A unified approach for multi-object triangulation, tracking and camera calibration
This addresses estimation challenges in camera networks, but it appears incremental as it builds on existing PHD filtering and disparity space concepts.
The paper tackles the joint problems of multi-object triangulation, tracking, and camera calibration by proposing a unified Bayesian framework that uses disparity space and PHD filtering, showing it outperforms Kalman and particle filters on simulated data.
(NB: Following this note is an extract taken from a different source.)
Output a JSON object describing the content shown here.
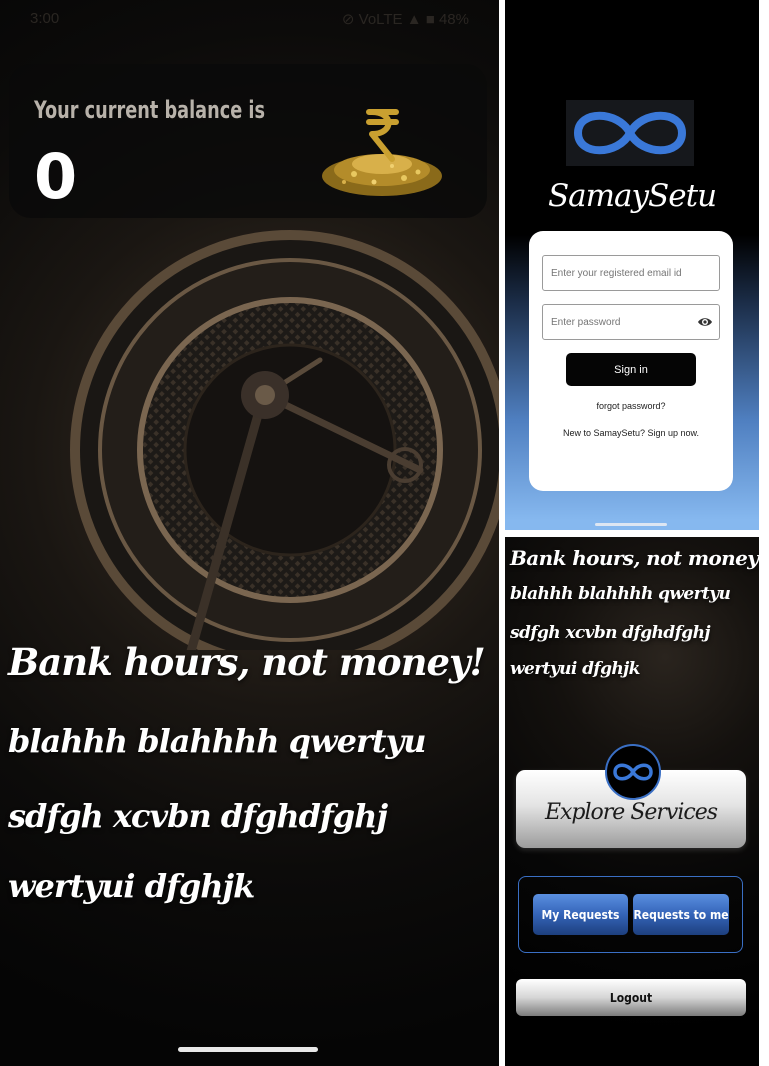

Object triangulation, 3-D object tracking, feature correspondence, and camera calibration are key problems for estimation from camera networks. This paper addresses these problems within a unified Bayesian framework for joint multi-object tracking and sensor registration. Given that using standard filtering approaches for state estimation from cameras is problematic, an alternative parametrisation is exploited, called disparity space. The disparity space-based approach for triangulation and object tracking is shown to be more effective than non-linear versions of the Kalman filter and particle filtering for non-rectified cameras. The approach for feature correspondence is based on the Probability Hypothesis Density (PHD) filter, and hence inherits the ability to update without explicit measurement association, to initiate new targets, and to discriminate between target and clutter. The PHD filtering approach then forms the basis of a camera calibration method from static or moving objects. Results are shown on simulated data.